Academy Award winning director Martin McDonagh makes his feature length debut with this brash, noisy hit or miss actioner about a discontented hitman (Colin Farrell) hiding out in the uneventful titular Belgium town. Having just completed a job, Farrell's Ray and his partner, Ken, (Brendan Gleeson) are forced to keep a low profile by masquerading as harmless tourists in the preserved medieval style city. The more cultured Ken takes a liking to the quaint destination, but the younger, less patient Ray has no such affection for its dated buildings and picturesque canals. Instead he gets immediately into trouble, seducing an actress, offending a dwarf, and stumbling accidentally into a drug trade operation. His problems grow even more when the difficult nature of his recent job comes to light and the pair's employer, Harry, (Ralph Fiennes) takes offense to some of Ray's antics.

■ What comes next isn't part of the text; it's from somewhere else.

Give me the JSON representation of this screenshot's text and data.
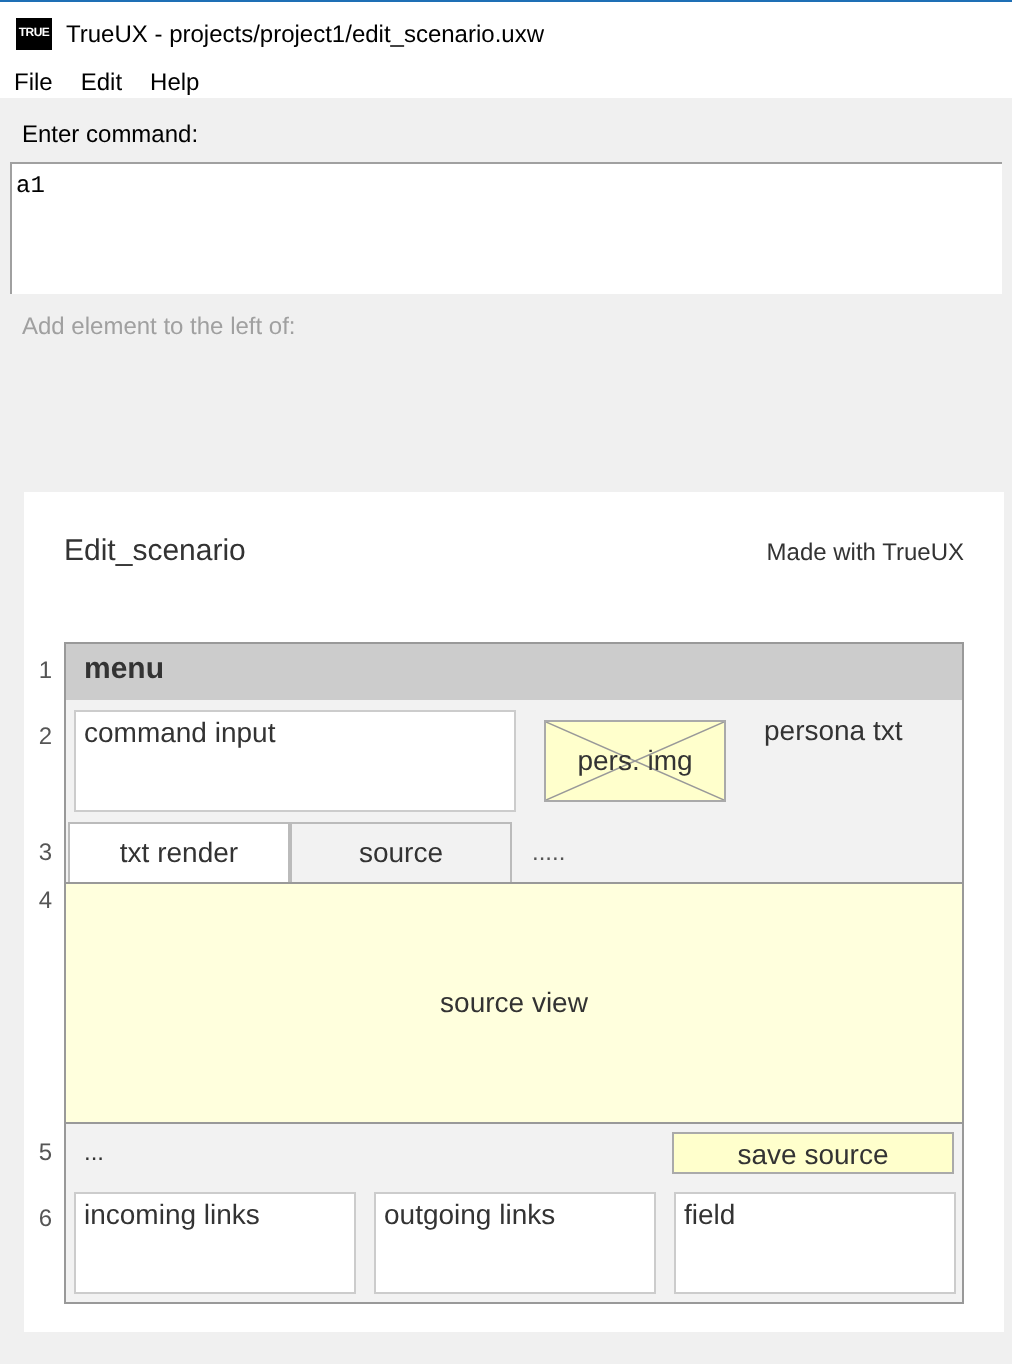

While In Bruges has its fair share of delightful, tongue-in-cheek, tonally original moments (a chase scene involving a character stopping to read a map comes immediately to mind), it has the feeling of being more of a fun bag of tricks than anything approaching a finely tuned feature film. It meanders and it wears thin at points. The bulk of it is riotous with the sour aftertaste of something that seems most certainly like it could have been better. McDonagh's reflexive sensibilities and skill for very funny, unsavory dialogue are redeeming attributes that will serve him well in his career. Here, though, they feel sandwiched in between angular plot points that feel mostly in service of McDonagh's unstoppable comic energy. A hitman stopping a man he’s supposed to kill from committing suicide, for example, is a funny and original gag, but dramatically it creates a certain strained sense of silliness that threatens to impede upon the film's dramatic efforts. It's admirable what McDonagh has done: merging his comic gifts with explosive action and character drama. It just never flows with quite the right energy or achieves a sensation of excellence that extends beyond borderline condescending terms such as "fun romp."

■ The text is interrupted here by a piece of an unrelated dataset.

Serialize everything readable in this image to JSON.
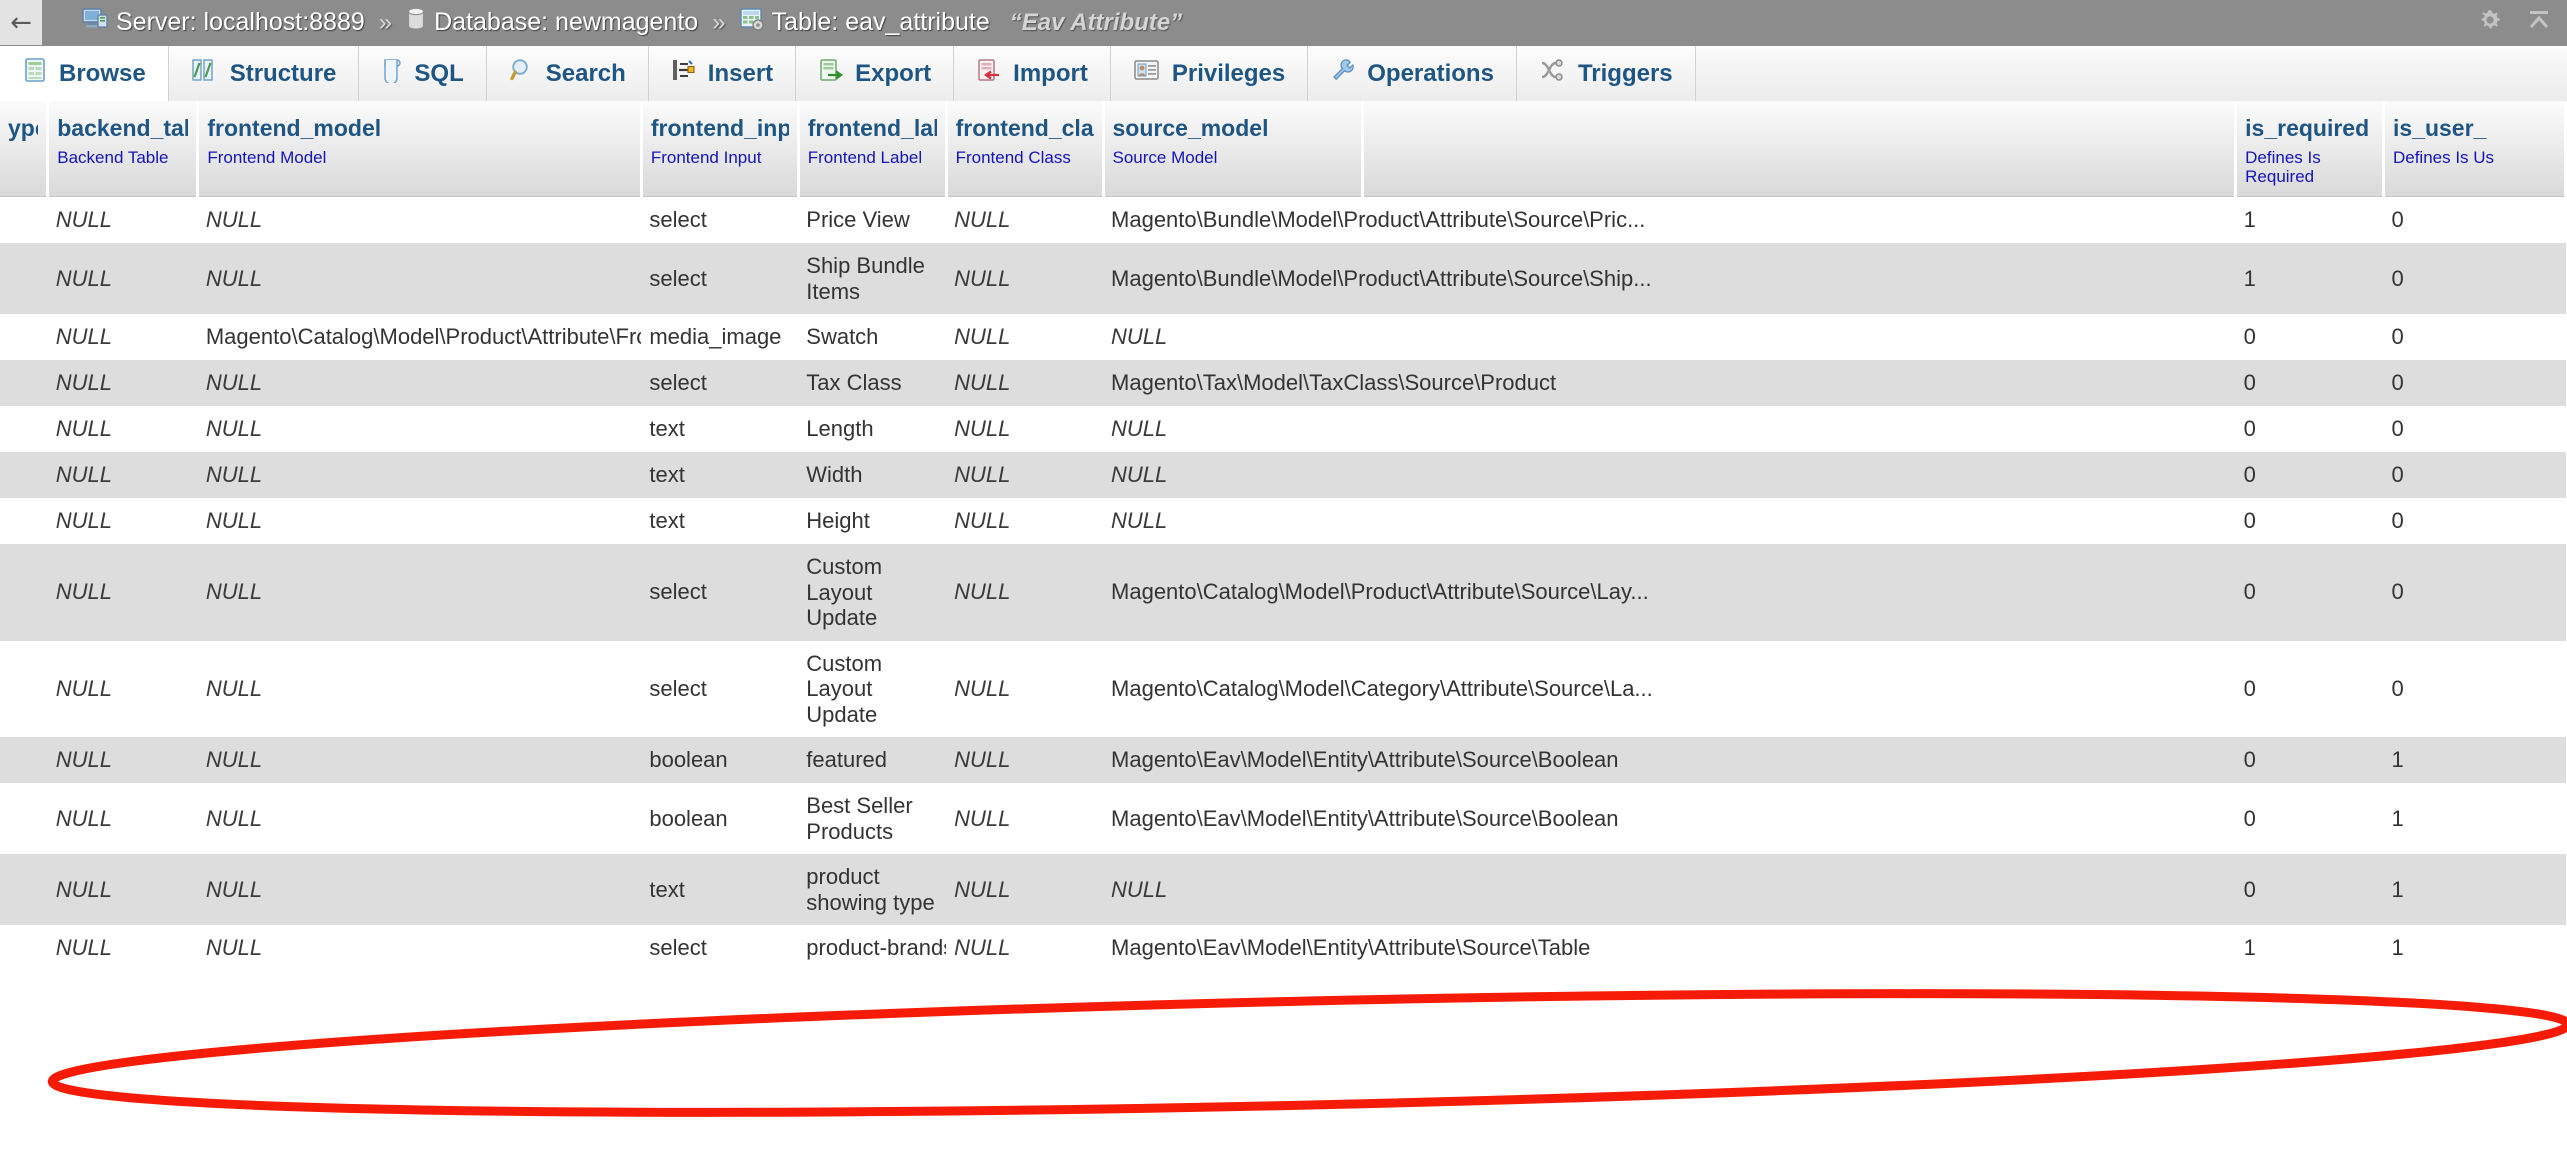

A truly "fun romp" is hard to come by, though, and In Bruges delivers as a hard-edged, hilarious action comedy that entertains from start to finish. With some fine tuning and more careful plot construction, it may have been something more. In this form, what it basically amounts to is a small pleasure built around Farrell's ability to express witty narcissism with effortless, screwball charm and McDonagh's own skills at weaving together sly humor with aggressive action sequences. It's no masterpiece but it's far from a failure for sure.